Very cool man, awesome idea.


----------



## Sunchierefram (Nov 16, 2013)

Good ingenuity. I don't think I would've thought of that in a million years.


----------



## Individual (Nov 6, 2013)

Really nice, Unique too.
Will have to try one similar myself


----------



## Tube_Shooter (Dec 8, 2012)

That is a cool pfs here's my version made back in 2011

The very strange thing about this one hold horizontal and it shoots good hold it vertical and fork hit happens


----------



## BeMahoney (Jan 26, 2014)

Truly a good idea!

Greetings to CA,

Be


----------



## carboncopy (Jan 14, 2014)

No more hand hits when learning pfs style shooting.

Cool idea!


----------



## Y+shooter (Sep 10, 2013)

Sweet!


----------



## Can-Opener (May 11, 2013)

It is an interesting idea.


----------



## BlackBob (Mar 8, 2013)

This means I can finally remove my padded Kevlar glove when shooting my psf.


----------



## NaturalFork (Jan 21, 2010)

Just my opinion ... but it seems like that would be harder to shoot than an actual PFS.


----------



## ryguy27 (Nov 8, 2013)

Thanks For The Feedback! I'm Glad You Guys Like It.



NaturalFork said:


> Just my opinion ... but it seems like that would be harder to shoot than an actual PFS.

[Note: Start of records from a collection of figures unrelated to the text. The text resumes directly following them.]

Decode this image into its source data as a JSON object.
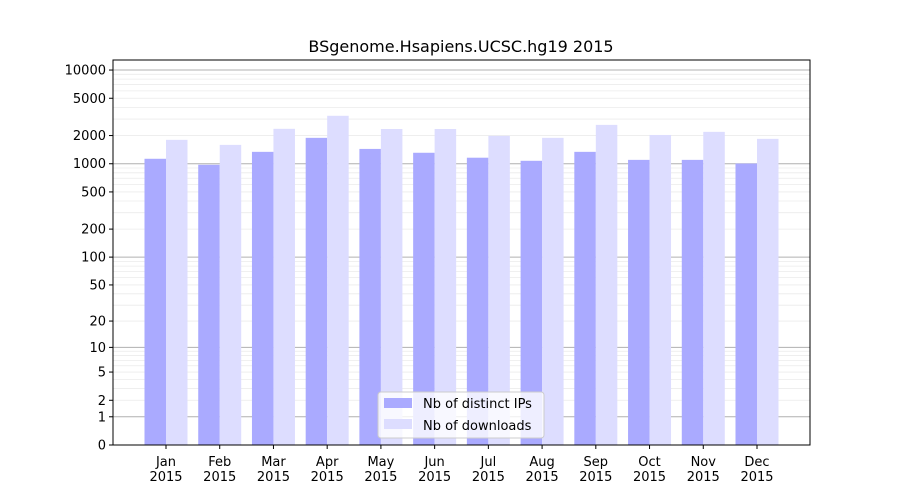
{
  "chart_data": {
    "type": "bar",
    "title": "BSgenome.Hsapiens.UCSC.hg19 2015",
    "xlabel": "",
    "ylabel": "",
    "y_scale": "log(1+y)",
    "ylim": [
      0,
      12800
    ],
    "yticks": [
      0,
      1,
      2,
      5,
      10,
      20,
      50,
      100,
      200,
      500,
      1000,
      2000,
      5000,
      10000
    ],
    "grid": true,
    "legend_position": "bottom-center",
    "categories": [
      [
        "Jan",
        "2015"
      ],
      [
        "Feb",
        "2015"
      ],
      [
        "Mar",
        "2015"
      ],
      [
        "Apr",
        "2015"
      ],
      [
        "May",
        "2015"
      ],
      [
        "Jun",
        "2015"
      ],
      [
        "Jul",
        "2015"
      ],
      [
        "Aug",
        "2015"
      ],
      [
        "Sep",
        "2015"
      ],
      [
        "Oct",
        "2015"
      ],
      [
        "Nov",
        "2015"
      ],
      [
        "Dec",
        "2015"
      ]
    ],
    "series": [
      {
        "name": "Nb of distinct IPs",
        "color": "#aaaaff",
        "values": [
          1130,
          975,
          1340,
          1890,
          1440,
          1310,
          1160,
          1075,
          1340,
          1100,
          1100,
          1005
        ]
      },
      {
        "name": "Nb of downloads",
        "color": "#ddddff",
        "values": [
          1800,
          1590,
          2360,
          3250,
          2350,
          2350,
          1985,
          1890,
          2600,
          2030,
          2190,
          1845
        ]
      }
    ]
  }
}
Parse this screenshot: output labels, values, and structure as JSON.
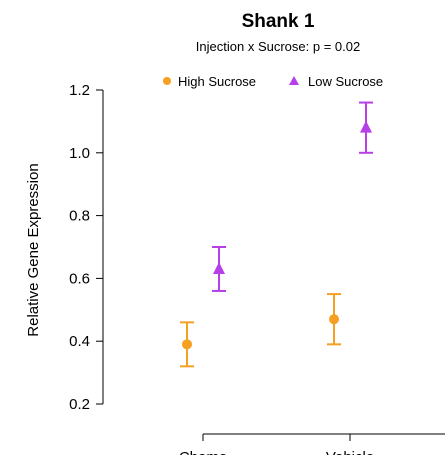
{
  "chart_data": {
    "type": "scatter",
    "title": "Shank 1",
    "subtitle": "Injection x Sucrose: p = 0.02",
    "xlabel": "",
    "ylabel": "Relative Gene Expression",
    "categories": [
      "Chemo",
      "Vehicle"
    ],
    "ylim": [
      0.2,
      1.2
    ],
    "yticks": [
      "0.2",
      "0.4",
      "0.6",
      "0.8",
      "1.0",
      "1.2"
    ],
    "legend_position": "top",
    "grid": false,
    "series": [
      {
        "name": "High Sucrose",
        "marker": "circle",
        "color": "#F5A020",
        "values": [
          0.39,
          0.47
        ],
        "error_low": [
          0.32,
          0.39
        ],
        "error_high": [
          0.46,
          0.55
        ]
      },
      {
        "name": "Low Sucrose",
        "marker": "triangle",
        "color": "#B63FE6",
        "values": [
          0.63,
          1.08
        ],
        "error_low": [
          0.56,
          1.0
        ],
        "error_high": [
          0.7,
          1.16
        ]
      }
    ]
  }
}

I Wouldn't Say It Is Harder, But It Is Different Challenge Than Using A Traditional PFS.


----------



## PorkChopSling (Jan 17, 2013)

Cool! Save hands, use side shooter, lol.


----------



## rtaylor129 (Jun 19, 2013)

I am impressed that is what I need! I have tried shooting a Pfs and let's say my hand hurt to bad so I gave up with this I could try again! Any chance for a build along??


----------



## Henry the Hermit (Jun 2, 2010)

So how does it shoot?


----------



## Dr J (Apr 22, 2013)

Innovative idea, why not? Has your accurate number increased? Any fork hits as yet ? Looks good.


----------



## Imperial (Feb 9, 2011)

but ? its the same as shooting it in the vertical hold, tips pointing up, just that your hand is off to the side. wouldnt true sideways shooting be when the fork tips are pointing to the side ? or am i missing something ? :blink:


----------



## ryguy27 (Nov 8, 2013)

Henry in Panama said:


> So how does it shoot?





Dr J said:


> Innovative idea, why not? Has your accurate number increased? Any fork hits as yet ? Looks good.

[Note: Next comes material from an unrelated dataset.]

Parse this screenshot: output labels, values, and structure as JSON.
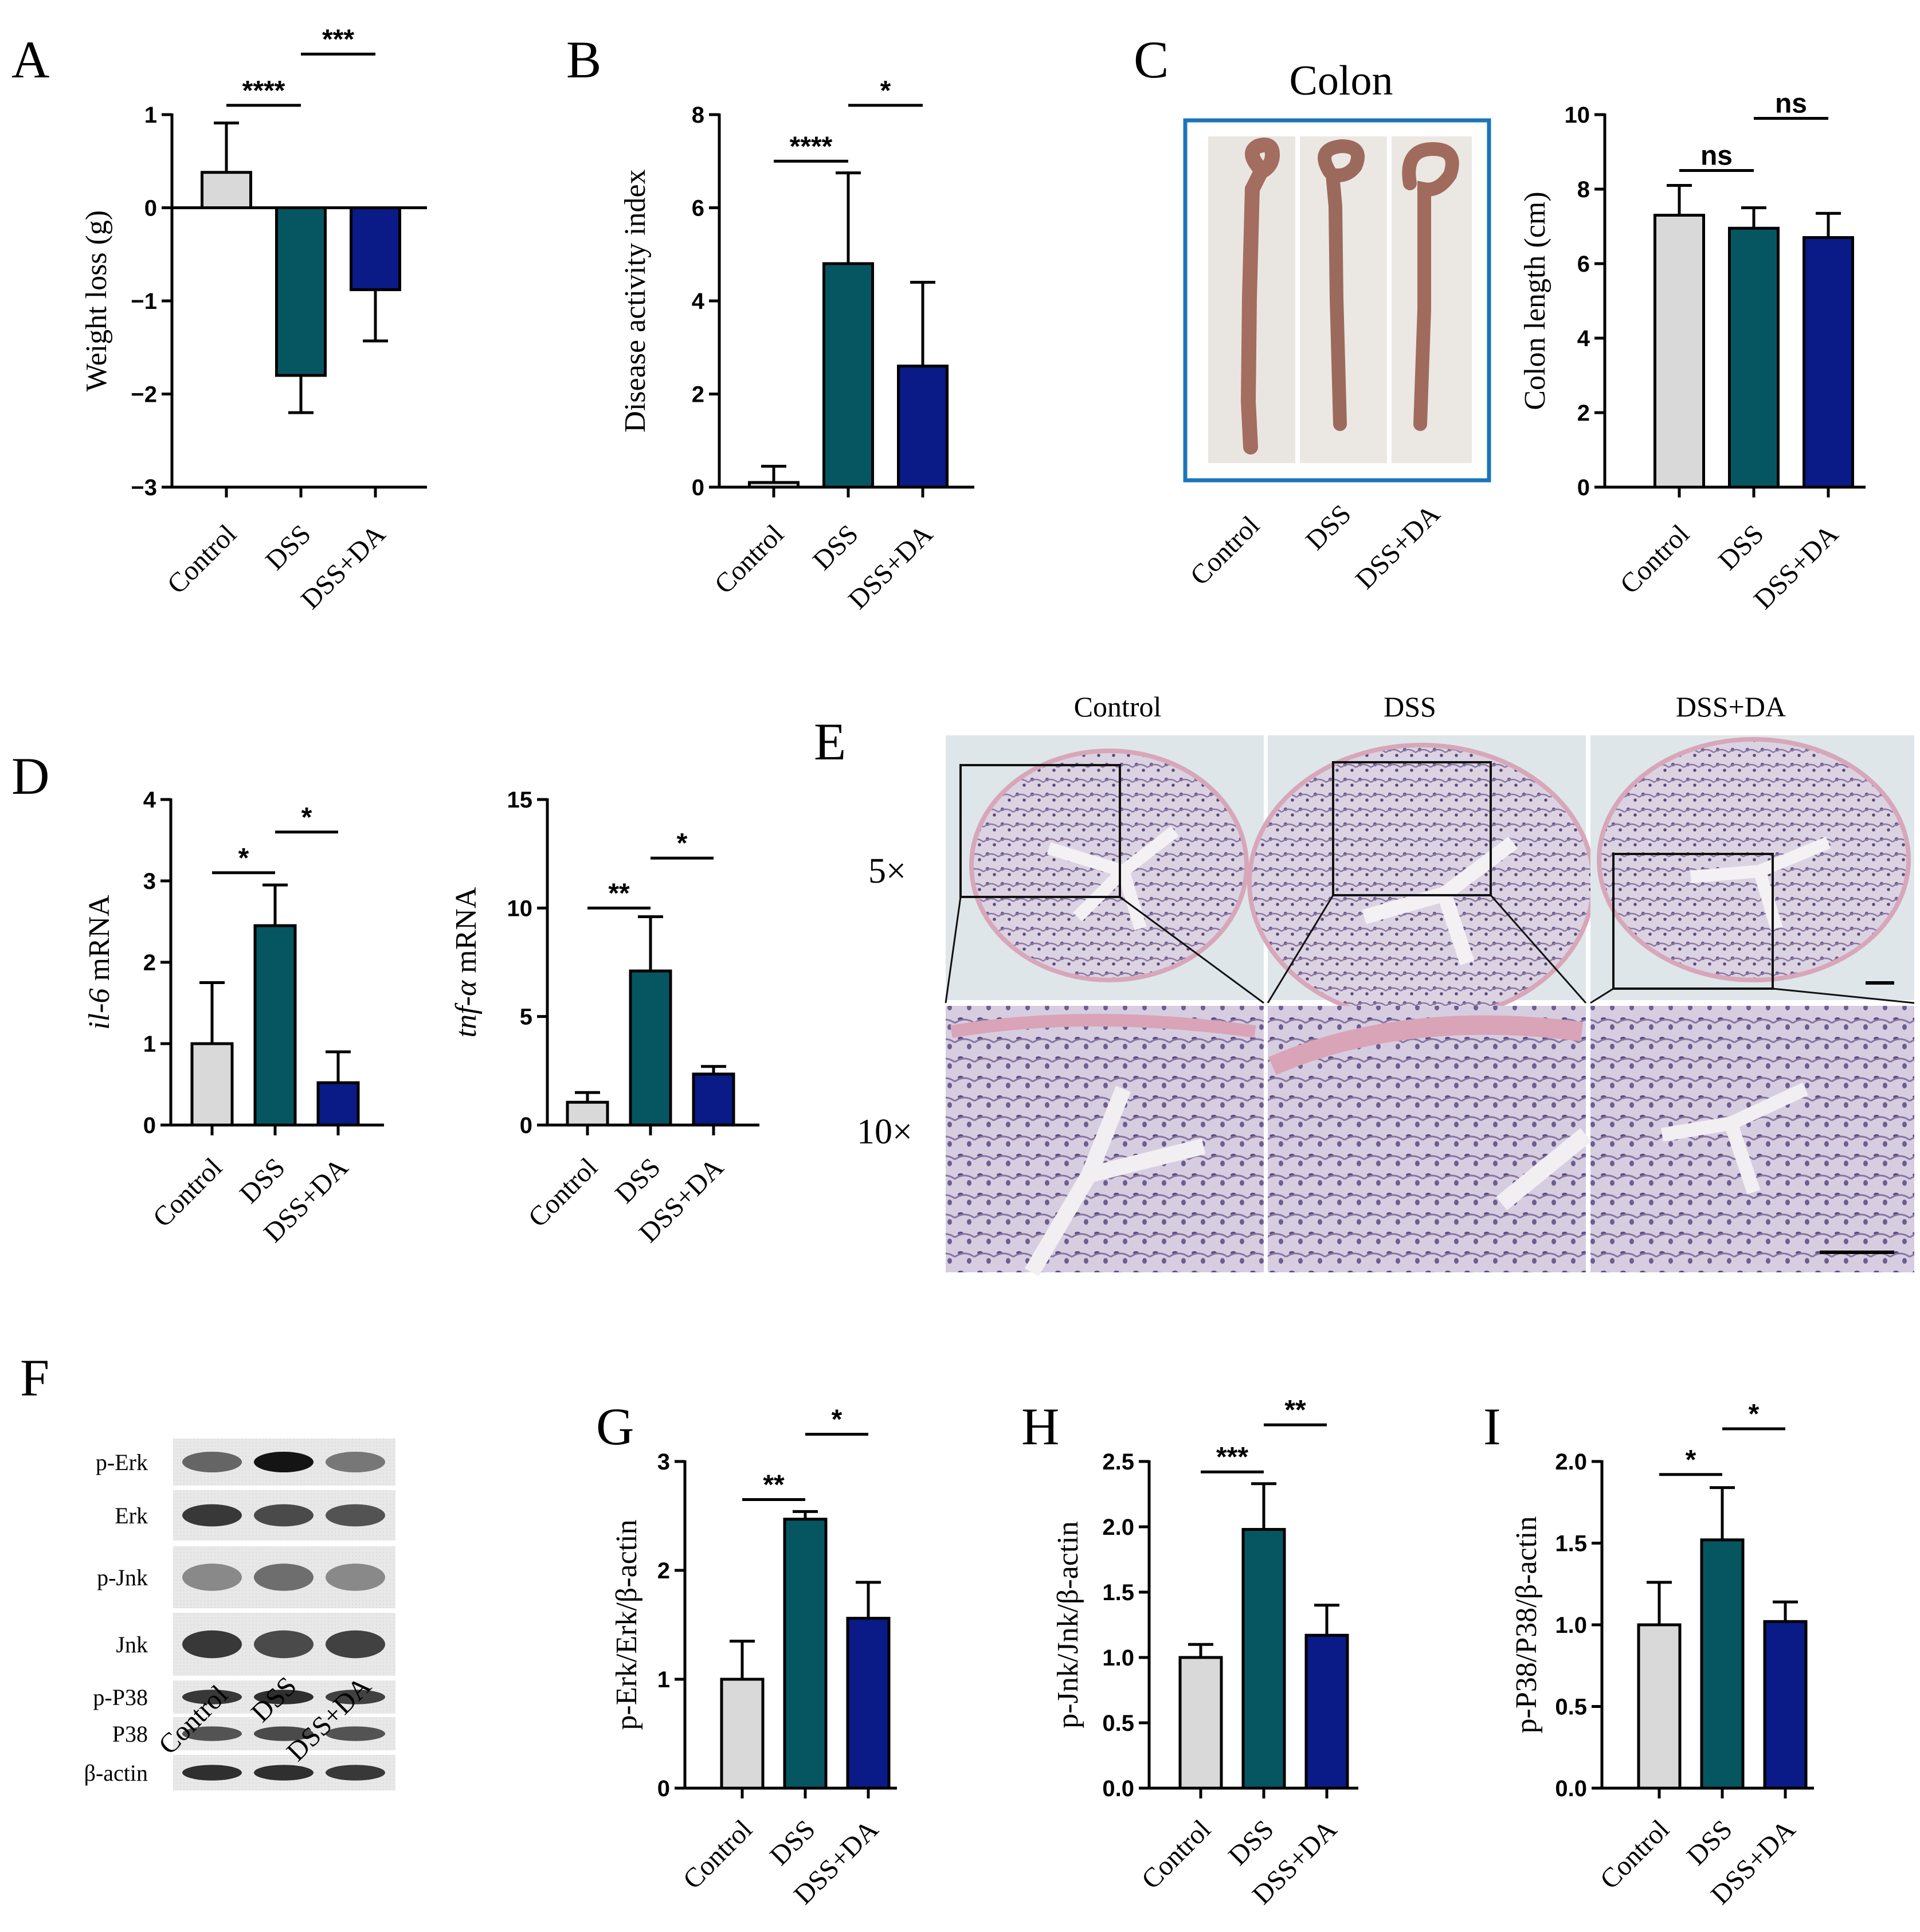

Well, I Have Had About 4 Fork Hits With It. I Believe That The Hits Were Due To Me Jerking Back My Hand as I Released. I Need To Get Some Lighter Tubes Soon. Once I Figured Out The Kinks It Shoots Very Accurately. I've Been Able To Nail Cans Repeatedly With This Slingshot And 3/8" Steel. If Any Of You Try This Wear Safety Goggles! The Wide Face Of The Fork Can Cause Ricochet On A Fork Hit. Luckily I Have Had My Fork Tilted Forward A Bit On The Shots So The Shots Went Upwards.



Imperial said:


> but ? its the same as shooting it in the vertical hold, tips pointing up, just that your hand is off to the side. wouldnt true sideways shooting be when the fork tips are pointing to the side ? or am i missing something ? :blink:


I Called It A Side Shooter Because My Hand Is Twisted To The Side As If I Were Holding A Normal Slingshot Sideways.

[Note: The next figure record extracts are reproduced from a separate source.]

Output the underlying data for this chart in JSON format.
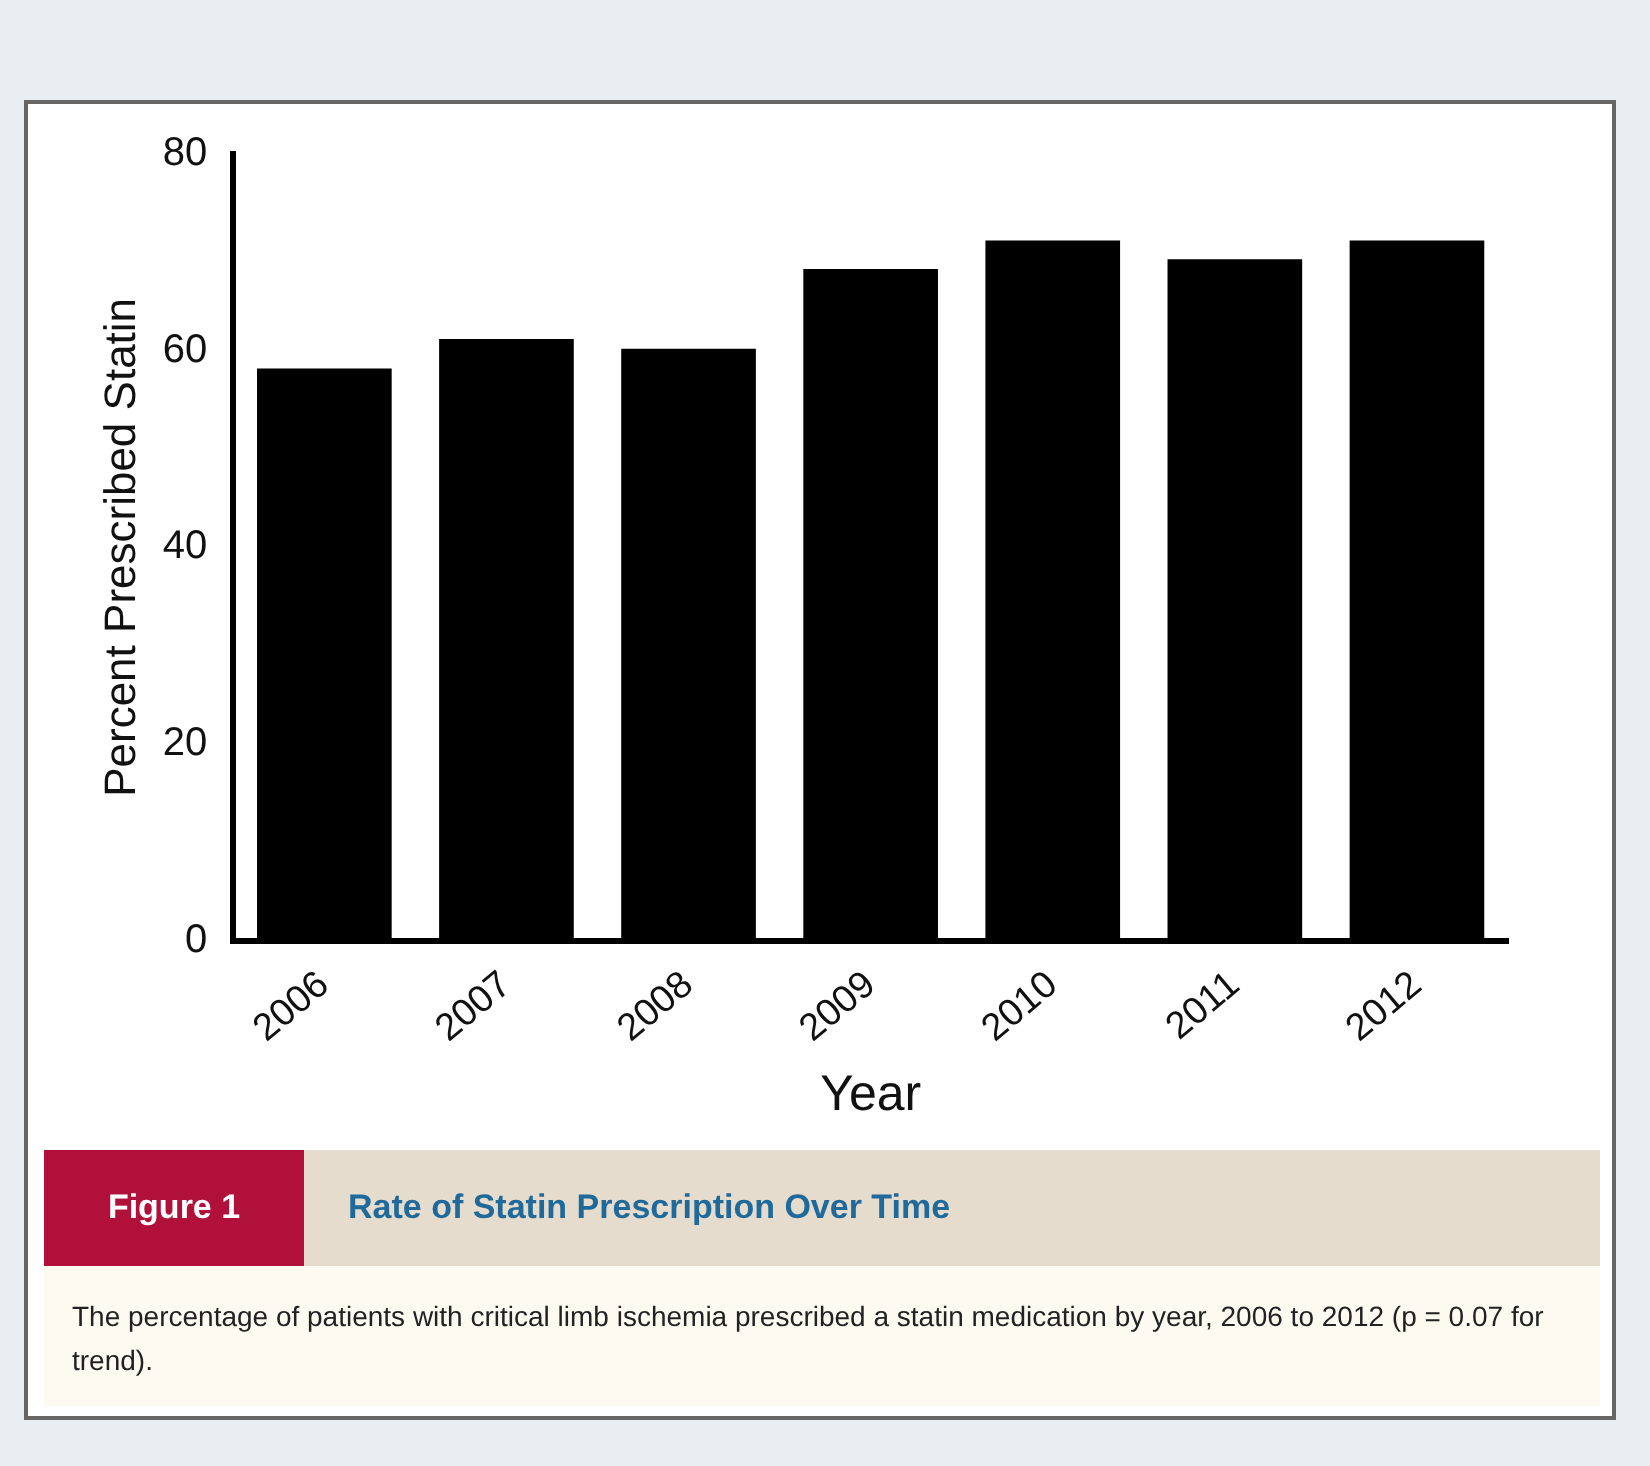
{
  "chart_data": {
    "type": "bar",
    "title": "Rate of Statin Prescription Over Time",
    "xlabel": "Year",
    "ylabel": "Percent Prescribed Statin",
    "categories": [
      "2006",
      "2007",
      "2008",
      "2009",
      "2010",
      "2011",
      "2012"
    ],
    "values": [
      58.2,
      61.2,
      60.2,
      68.3,
      71.2,
      69.3,
      71.2
    ],
    "color": "#000000",
    "ylim": [
      0,
      80
    ],
    "yticks": [
      0,
      20,
      40,
      60,
      80
    ],
    "grid": false,
    "legend": false,
    "annotations": [
      "Figure 1",
      "The percentage of patients with critical limb ischemia prescribed a statin medication by year, 2006 to 2012 (p = 0.07 for trend)."
    ]
  }
}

> Any chance for a build along??


Sorry, I Am A Bit Confused. Do You Mean Something Like A Step By Step Tutorial? If So I Will Post A Template And Instructions If You'd Like.


----------



## rtaylor129 (Jun 19, 2013)

> Any chance for a build along??


Sorry, I Am A Bit Confused. Do You Mean Something Like A Step By Step Tutorial? If So I Will Post A Template And Instructions If You'd Like. [/quote]

Yes that is what I was asking of you


----------



## Jolli4688 (Aug 18, 2013)

I drew up a little sketch for something simliar... will have to pull my finger out and give it a go at some point now lol


----------



## rtaylor129 (Jun 19, 2013)

I can't wait for the template going to make one myself if you do not mind


----------



## S.S. sLinGeR (Oct 17, 2013)

Interesting for sure. But for long sesson shooting I see it as possibly too much stress on the shootinghand. I may be wrong but that how i picture it.


----------



## ryguy27 (Nov 8, 2013)

The Template Is Up!

http://slingshotforum.com/topic/29793-sideshooting-pfs/


----------



## ryguy27 (Nov 8, 2013)

S.S. sLinGeR said:


> Interesting for sure. But for long sesson shooting I see it as possibly too much stress on the shootinghand. I may be wrong but that how i picture it.


I Find It Being Least Stressful If It Is Held With Your Wrist Straight As If You Were Going To Punch Someone And Your Thumb On The Bottom Of The Slingshot.


----------